Search terms often include adjacent words that form a phrase. A document containing the phrase is usually more relevant than one that contains the words in isolation. Documents with the phrase receive a scoring adjustment in their favor. This adjustment is an implicit phrase bias, (or adjacency bias), for words in exact order adjacent to one another. It applies to search terms that are implicit phrases, meaning the words are not explicitly identified as a phrase by quotation marks. All things being equal, documents with implicit phrases found in citation fields, which match the search terms, will rank higher than documents that contain only the individual words. Adjacency bias does not guarantee that documents with implicit phrases will rank higher than those without the phrases. Also, adjacency bias does not apply to words found in the full text of documents.
Local Library Collections
All records from customer provided library catalogs and institutional repositories are evaluated using the same relevance ranking criteria specified above. To meet user expectations for catalog search, we apply an additional relevance scoring boost for library catalog records with titles that exactly match the user's search query. Additionally, customers have the option of influencing the overall relevance weighting of their catalog and/or institutional repository. This optional setting enables all catalog and institutional repository records to appear higher (or lower) in the search results list relative to other content in the EDS profile.
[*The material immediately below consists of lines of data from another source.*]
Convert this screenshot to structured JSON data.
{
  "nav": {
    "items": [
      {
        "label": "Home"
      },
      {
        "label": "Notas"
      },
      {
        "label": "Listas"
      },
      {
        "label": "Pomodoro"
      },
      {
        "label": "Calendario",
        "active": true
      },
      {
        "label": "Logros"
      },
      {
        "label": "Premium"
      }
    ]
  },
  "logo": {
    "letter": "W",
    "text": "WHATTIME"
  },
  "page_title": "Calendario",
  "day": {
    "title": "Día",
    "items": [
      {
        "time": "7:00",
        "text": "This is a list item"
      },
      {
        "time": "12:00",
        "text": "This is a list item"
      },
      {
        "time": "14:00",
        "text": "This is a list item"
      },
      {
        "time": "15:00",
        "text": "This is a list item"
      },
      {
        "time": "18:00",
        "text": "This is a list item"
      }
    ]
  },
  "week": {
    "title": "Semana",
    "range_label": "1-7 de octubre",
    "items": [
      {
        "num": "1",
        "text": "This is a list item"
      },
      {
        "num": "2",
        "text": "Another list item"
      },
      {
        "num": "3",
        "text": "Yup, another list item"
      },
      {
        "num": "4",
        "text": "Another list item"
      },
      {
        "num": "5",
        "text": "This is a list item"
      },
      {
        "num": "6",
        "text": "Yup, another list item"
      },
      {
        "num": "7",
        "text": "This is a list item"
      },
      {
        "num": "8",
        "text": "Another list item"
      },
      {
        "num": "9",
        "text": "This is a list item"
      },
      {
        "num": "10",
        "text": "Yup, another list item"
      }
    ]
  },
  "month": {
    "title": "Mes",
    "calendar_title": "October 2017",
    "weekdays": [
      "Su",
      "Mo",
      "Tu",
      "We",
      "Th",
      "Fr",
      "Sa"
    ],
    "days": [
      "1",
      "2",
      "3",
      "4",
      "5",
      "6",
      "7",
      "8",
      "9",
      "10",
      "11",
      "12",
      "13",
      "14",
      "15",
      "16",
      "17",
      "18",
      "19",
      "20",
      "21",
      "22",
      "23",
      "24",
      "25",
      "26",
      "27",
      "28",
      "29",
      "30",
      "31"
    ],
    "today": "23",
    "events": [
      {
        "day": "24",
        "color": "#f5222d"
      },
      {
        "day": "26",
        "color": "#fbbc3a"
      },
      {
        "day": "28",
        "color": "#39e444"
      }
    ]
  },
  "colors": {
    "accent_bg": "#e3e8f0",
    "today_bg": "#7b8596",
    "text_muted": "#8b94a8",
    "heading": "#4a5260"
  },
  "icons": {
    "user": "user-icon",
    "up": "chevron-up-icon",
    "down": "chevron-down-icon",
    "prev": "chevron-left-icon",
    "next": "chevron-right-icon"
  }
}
Delivering Relevant Results
The various factors described above combine to produce a composite EDS relevance score for all matching items for a given EDS search. These scores determine the order of records in the EDS results list. There is no simple formula for relevance ranking, but a multitude of factors that vary based on the user's query, the content searched, and EDS profile settings. As an area of active development, we continually tune and improve relevance ranking to give users the results they want for every search, in every context.